Przykładem miękkiej granicy może być scena, w której dwie osoby idą korytarzem i rozmawiają, a w następnej scenie dołącza do nich trzecia osoba, ale nadal stanowi to część tej samej ogólnej narracji. W przypadku twardej granicy, druga scena może dotyczyć zupełnie innej grupy osób jadących samochodem. […] Różnica między twardymi i miękkimi granicami polega na wielkości odchylenia od bieżącej narracji. wyjaśnia Rutishauser
Gdy pacjenci oglądali filmy, badacze zwrócili uwagę na wzrost aktywności tzw. komórek granicznych. Następował on zarówno po przekroczeniu twardych, jak i miękkich granic, podczas gdy “komórki zdarzeń” zwiększały swoją aktywność wyłącznie w reakcji na twarde granice. Być może w takich okolicznościach mózg staje się zdolny do utworzenia nowych wspomnień. Naukowcy porównują to do tworzenia nowego folderu w komputerze i wypełniania go plikami do momentu, w którym pojawi się kolejna granica, związana z utworzeniem następnego folderu.

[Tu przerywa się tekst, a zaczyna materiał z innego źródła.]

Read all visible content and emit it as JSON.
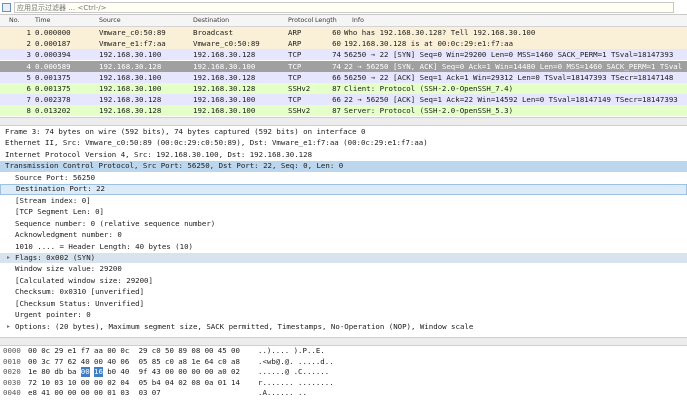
{
  "colors": {
    "arp": "#faf0d7",
    "tcp": "#e7e6ff",
    "ssh": "#e4ffc7",
    "selected_row": "#a0a0a0",
    "selected_proto": "#bcd6ee",
    "hex_highlight": "#3e7fc5"
  },
  "filter": {
    "placeholder": "应用显示过滤器 … <Ctrl-/>"
  },
  "columns": [
    "No.",
    "Time",
    "Source",
    "Destination",
    "Protocol",
    "Length",
    "Info"
  ],
  "packets": [
    {
      "no": "1",
      "time": "0.000000",
      "src": "Vmware_c0:50:89",
      "dst": "Broadcast",
      "proto": "ARP",
      "len": "60",
      "info": "Who has 192.168.30.128? Tell 192.168.30.100",
      "kind": "arp",
      "selected": false
    },
    {
      "no": "2",
      "time": "0.000187",
      "src": "Vmware_e1:f7:aa",
      "dst": "Vmware_c0:50:89",
      "proto": "ARP",
      "len": "60",
      "info": "192.168.30.128 is at 00:0c:29:e1:f7:aa",
      "kind": "arp",
      "selected": false
    },
    {
      "no": "3",
      "time": "0.000394",
      "src": "192.168.30.100",
      "dst": "192.168.30.128",
      "proto": "TCP",
      "len": "74",
      "info": "56250 → 22 [SYN] Seq=0 Win=29200 Len=0 MSS=1460 SACK_PERM=1 TSval=18147393",
      "kind": "tcp",
      "selected": false
    },
    {
      "no": "4",
      "time": "0.000589",
      "src": "192.168.30.128",
      "dst": "192.168.30.100",
      "proto": "TCP",
      "len": "74",
      "info": "22 → 56250 [SYN, ACK] Seq=0 Ack=1 Win=14480 Len=0 MSS=1460 SACK_PERM=1 TSval",
      "kind": "tcp",
      "selected": true
    },
    {
      "no": "5",
      "time": "0.001375",
      "src": "192.168.30.100",
      "dst": "192.168.30.128",
      "proto": "TCP",
      "len": "66",
      "info": "56250 → 22 [ACK] Seq=1 Ack=1 Win=29312 Len=0 TSval=18147393 TSecr=18147148",
      "kind": "tcp",
      "selected": false
    },
    {
      "no": "6",
      "time": "0.001375",
      "src": "192.168.30.100",
      "dst": "192.168.30.128",
      "proto": "SSHv2",
      "len": "87",
      "info": "Client: Protocol (SSH-2.0-OpenSSH_7.4)",
      "kind": "ssh",
      "selected": false
    },
    {
      "no": "7",
      "time": "0.002378",
      "src": "192.168.30.128",
      "dst": "192.168.30.100",
      "proto": "TCP",
      "len": "66",
      "info": "22 → 56250 [ACK] Seq=1 Ack=22 Win=14592 Len=0 TSval=18147149 TSecr=18147393",
      "kind": "tcp",
      "selected": false
    },
    {
      "no": "8",
      "time": "0.013202",
      "src": "192.168.30.128",
      "dst": "192.168.30.100",
      "proto": "SSHv2",
      "len": "87",
      "info": "Server: Protocol (SSH-2.0-OpenSSH_5.3)",
      "kind": "ssh",
      "selected": false
    }
  ],
  "details": [
    {
      "text": "Frame 3: 74 bytes on wire (592 bits), 74 bytes captured (592 bits) on interface 0",
      "indent": 0,
      "state": "collapsed",
      "style": "normal"
    },
    {
      "text": "Ethernet II, Src: Vmware_c0:50:89 (00:0c:29:c0:50:89), Dst: Vmware_e1:f7:aa (00:0c:29:e1:f7:aa)",
      "indent": 0,
      "state": "collapsed",
      "style": "normal"
    },
    {
      "text": "Internet Protocol Version 4, Src: 192.168.30.100, Dst: 192.168.30.128",
      "indent": 0,
      "state": "collapsed",
      "style": "normal"
    },
    {
      "text": "Transmission Control Protocol, Src Port: 56250, Dst Port: 22, Seq: 0, Len: 0",
      "indent": 0,
      "state": "expanded",
      "style": "sel-proto"
    },
    {
      "text": "Source Port: 56250",
      "indent": 1,
      "state": "leaf",
      "style": "normal"
    },
    {
      "text": "Destination Port: 22",
      "indent": 1,
      "state": "leaf",
      "style": "sel-field"
    },
    {
      "text": "[Stream index: 0]",
      "indent": 1,
      "state": "leaf",
      "style": "normal"
    },
    {
      "text": "[TCP Segment Len: 0]",
      "indent": 1,
      "state": "leaf",
      "style": "normal"
    },
    {
      "text": "Sequence number: 0    (relative sequence number)",
      "indent": 1,
      "state": "leaf",
      "style": "normal"
    },
    {
      "text": "Acknowledgment number: 0",
      "indent": 1,
      "state": "leaf",
      "style": "normal"
    },
    {
      "text": "1010 .... = Header Length: 40 bytes (10)",
      "indent": 1,
      "state": "leaf",
      "style": "normal"
    },
    {
      "text": "Flags: 0x002 (SYN)",
      "indent": 1,
      "state": "collapsed",
      "style": "hl-flags"
    },
    {
      "text": "Window size value: 29200",
      "indent": 1,
      "state": "leaf",
      "style": "normal"
    },
    {
      "text": "[Calculated window size: 29200]",
      "indent": 1,
      "state": "leaf",
      "style": "normal"
    },
    {
      "text": "Checksum: 0x0310 [unverified]",
      "indent": 1,
      "state": "leaf",
      "style": "normal"
    },
    {
      "text": "[Checksum Status: Unverified]",
      "indent": 1,
      "state": "leaf",
      "style": "normal"
    },
    {
      "text": "Urgent pointer: 0",
      "indent": 1,
      "state": "leaf",
      "style": "normal"
    },
    {
      "text": "Options: (20 bytes), Maximum segment size, SACK permitted, Timestamps, No-Operation (NOP), Window scale",
      "indent": 1,
      "state": "collapsed",
      "style": "normal"
    }
  ],
  "hex": [
    {
      "offset": "0000",
      "bytes": [
        "00",
        "0c",
        "29",
        "e1",
        "f7",
        "aa",
        "00",
        "0c",
        "29",
        "c0",
        "50",
        "89",
        "08",
        "00",
        "45",
        "00"
      ],
      "ascii": "..)....  ).P..E.",
      "hl": []
    },
    {
      "offset": "0010",
      "bytes": [
        "00",
        "3c",
        "77",
        "62",
        "40",
        "00",
        "40",
        "06",
        "05",
        "85",
        "c0",
        "a8",
        "1e",
        "64",
        "c0",
        "a8"
      ],
      "ascii": ".<wb@.@. .....d..",
      "hl": []
    },
    {
      "offset": "0020",
      "bytes": [
        "1e",
        "80",
        "db",
        "ba",
        "00",
        "16",
        "b0",
        "40",
        "9f",
        "43",
        "00",
        "00",
        "00",
        "00",
        "a0",
        "02"
      ],
      "ascii": "......@ .C......",
      "hl": [
        4,
        5
      ]
    },
    {
      "offset": "0030",
      "bytes": [
        "72",
        "10",
        "03",
        "10",
        "00",
        "00",
        "02",
        "04",
        "05",
        "b4",
        "04",
        "02",
        "08",
        "0a",
        "01",
        "14"
      ],
      "ascii": "r....... ........",
      "hl": []
    },
    {
      "offset": "0040",
      "bytes": [
        "e8",
        "41",
        "00",
        "00",
        "00",
        "00",
        "01",
        "03",
        "03",
        "07"
      ],
      "ascii": ".A......  ..",
      "hl": []
    }
  ]
}
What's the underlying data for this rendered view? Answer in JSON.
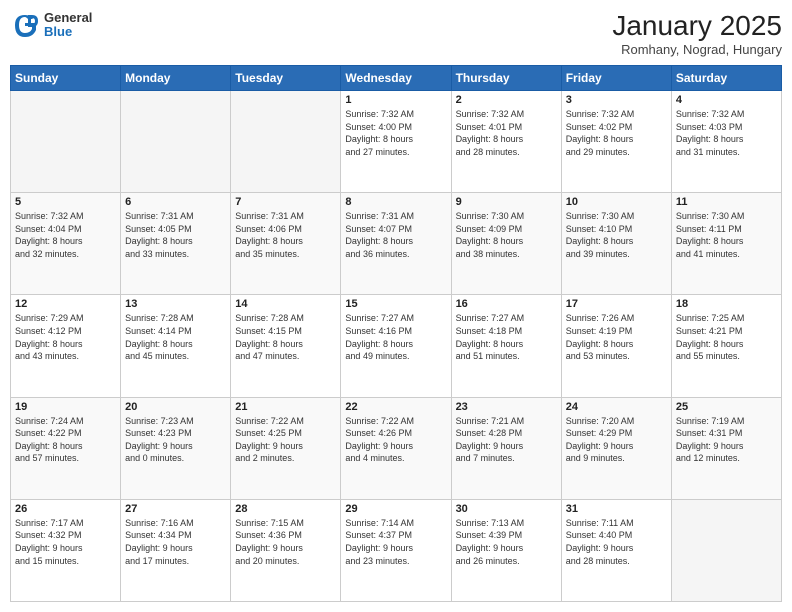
{
  "header": {
    "logo_general": "General",
    "logo_blue": "Blue",
    "month_title": "January 2025",
    "location": "Romhany, Nograd, Hungary"
  },
  "days_of_week": [
    "Sunday",
    "Monday",
    "Tuesday",
    "Wednesday",
    "Thursday",
    "Friday",
    "Saturday"
  ],
  "weeks": [
    [
      {
        "day": "",
        "info": ""
      },
      {
        "day": "",
        "info": ""
      },
      {
        "day": "",
        "info": ""
      },
      {
        "day": "1",
        "info": "Sunrise: 7:32 AM\nSunset: 4:00 PM\nDaylight: 8 hours\nand 27 minutes."
      },
      {
        "day": "2",
        "info": "Sunrise: 7:32 AM\nSunset: 4:01 PM\nDaylight: 8 hours\nand 28 minutes."
      },
      {
        "day": "3",
        "info": "Sunrise: 7:32 AM\nSunset: 4:02 PM\nDaylight: 8 hours\nand 29 minutes."
      },
      {
        "day": "4",
        "info": "Sunrise: 7:32 AM\nSunset: 4:03 PM\nDaylight: 8 hours\nand 31 minutes."
      }
    ],
    [
      {
        "day": "5",
        "info": "Sunrise: 7:32 AM\nSunset: 4:04 PM\nDaylight: 8 hours\nand 32 minutes."
      },
      {
        "day": "6",
        "info": "Sunrise: 7:31 AM\nSunset: 4:05 PM\nDaylight: 8 hours\nand 33 minutes."
      },
      {
        "day": "7",
        "info": "Sunrise: 7:31 AM\nSunset: 4:06 PM\nDaylight: 8 hours\nand 35 minutes."
      },
      {
        "day": "8",
        "info": "Sunrise: 7:31 AM\nSunset: 4:07 PM\nDaylight: 8 hours\nand 36 minutes."
      },
      {
        "day": "9",
        "info": "Sunrise: 7:30 AM\nSunset: 4:09 PM\nDaylight: 8 hours\nand 38 minutes."
      },
      {
        "day": "10",
        "info": "Sunrise: 7:30 AM\nSunset: 4:10 PM\nDaylight: 8 hours\nand 39 minutes."
      },
      {
        "day": "11",
        "info": "Sunrise: 7:30 AM\nSunset: 4:11 PM\nDaylight: 8 hours\nand 41 minutes."
      }
    ],
    [
      {
        "day": "12",
        "info": "Sunrise: 7:29 AM\nSunset: 4:12 PM\nDaylight: 8 hours\nand 43 minutes."
      },
      {
        "day": "13",
        "info": "Sunrise: 7:28 AM\nSunset: 4:14 PM\nDaylight: 8 hours\nand 45 minutes."
      },
      {
        "day": "14",
        "info": "Sunrise: 7:28 AM\nSunset: 4:15 PM\nDaylight: 8 hours\nand 47 minutes."
      },
      {
        "day": "15",
        "info": "Sunrise: 7:27 AM\nSunset: 4:16 PM\nDaylight: 8 hours\nand 49 minutes."
      },
      {
        "day": "16",
        "info": "Sunrise: 7:27 AM\nSunset: 4:18 PM\nDaylight: 8 hours\nand 51 minutes."
      },
      {
        "day": "17",
        "info": "Sunrise: 7:26 AM\nSunset: 4:19 PM\nDaylight: 8 hours\nand 53 minutes."
      },
      {
        "day": "18",
        "info": "Sunrise: 7:25 AM\nSunset: 4:21 PM\nDaylight: 8 hours\nand 55 minutes."
      }
    ],
    [
      {
        "day": "19",
        "info": "Sunrise: 7:24 AM\nSunset: 4:22 PM\nDaylight: 8 hours\nand 57 minutes."
      },
      {
        "day": "20",
        "info": "Sunrise: 7:23 AM\nSunset: 4:23 PM\nDaylight: 9 hours\nand 0 minutes."
      },
      {
        "day": "21",
        "info": "Sunrise: 7:22 AM\nSunset: 4:25 PM\nDaylight: 9 hours\nand 2 minutes."
      },
      {
        "day": "22",
        "info": "Sunrise: 7:22 AM\nSunset: 4:26 PM\nDaylight: 9 hours\nand 4 minutes."
      },
      {
        "day": "23",
        "info": "Sunrise: 7:21 AM\nSunset: 4:28 PM\nDaylight: 9 hours\nand 7 minutes."
      },
      {
        "day": "24",
        "info": "Sunrise: 7:20 AM\nSunset: 4:29 PM\nDaylight: 9 hours\nand 9 minutes."
      },
      {
        "day": "25",
        "info": "Sunrise: 7:19 AM\nSunset: 4:31 PM\nDaylight: 9 hours\nand 12 minutes."
      }
    ],
    [
      {
        "day": "26",
        "info": "Sunrise: 7:17 AM\nSunset: 4:32 PM\nDaylight: 9 hours\nand 15 minutes."
      },
      {
        "day": "27",
        "info": "Sunrise: 7:16 AM\nSunset: 4:34 PM\nDaylight: 9 hours\nand 17 minutes."
      },
      {
        "day": "28",
        "info": "Sunrise: 7:15 AM\nSunset: 4:36 PM\nDaylight: 9 hours\nand 20 minutes."
      },
      {
        "day": "29",
        "info": "Sunrise: 7:14 AM\nSunset: 4:37 PM\nDaylight: 9 hours\nand 23 minutes."
      },
      {
        "day": "30",
        "info": "Sunrise: 7:13 AM\nSunset: 4:39 PM\nDaylight: 9 hours\nand 26 minutes."
      },
      {
        "day": "31",
        "info": "Sunrise: 7:11 AM\nSunset: 4:40 PM\nDaylight: 9 hours\nand 28 minutes."
      },
      {
        "day": "",
        "info": ""
      }
    ]
  ]
}
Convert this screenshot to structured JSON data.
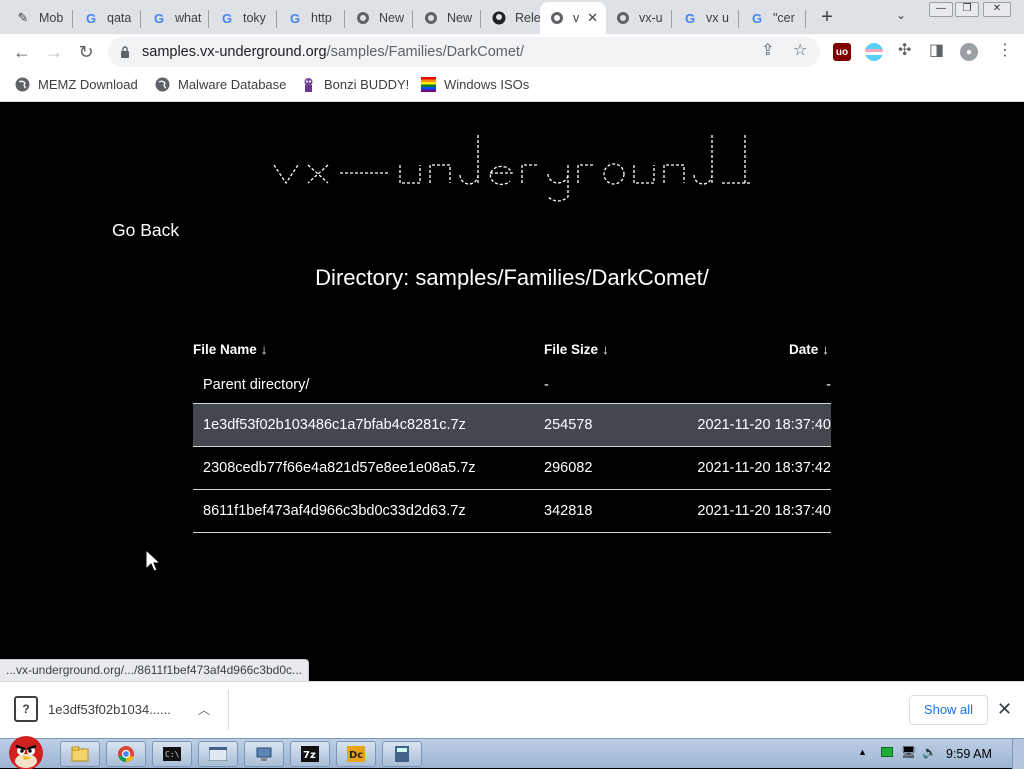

Ludzki mózg dzieli wspomnienia na segmenty, aby łatwiej je przywoływać
Kiedy chcemy natomiast przywołać jakieś wspomnienie, mózg zaczyna podróż w czasie. Komórki mózgowe ulegają aktywacji, a mózg zaczyna doszukiwać się podobieństw we wzorcach aktywności z tymi, które pojawiły się w momencie tworzenia wspomnień. Potwierdził to eksperyment wykorzystujący zdjęcia częściowo powiązane z filmami zaprezentowanymi wcześniej pacjentom. Mieli oni ocenić, czy obrazy te pojawiły się we wspomnianych nagraniach, czy też nie. Okazało się, iż uczestnicy częściej zapamiętywali zdjęcia związane z twardymi bądź miękkimi granicami.
Czytaj też: Interfejs mózg-komputer doczekał się postępu. Sterowanie myślami będzie coraz popularniejsze
Drugi eksperyment dotyczył natomiast ustalania kolejności obrazów pochodzących z wyświetlanych wcześniej filmów. Najwięcej trudności dotyczyło zdjęć, które pojawiły się po przeciwnych stronach twardej granicy. Sugeruje to, że mózg umieścił te obrazy w dwóch osobnych “folderach”. W ramach dalszych badań naukowcy chcieliby przekonać się, czy komórki graniczne i komórki zdarzeń uruchamiają neurony dopaminowe w czasie aktywacji. Poza tym zamierzają sprawdzić, czy dopamina może być wykorzystywana do wspomagania w zakresie powstawania wspomnień.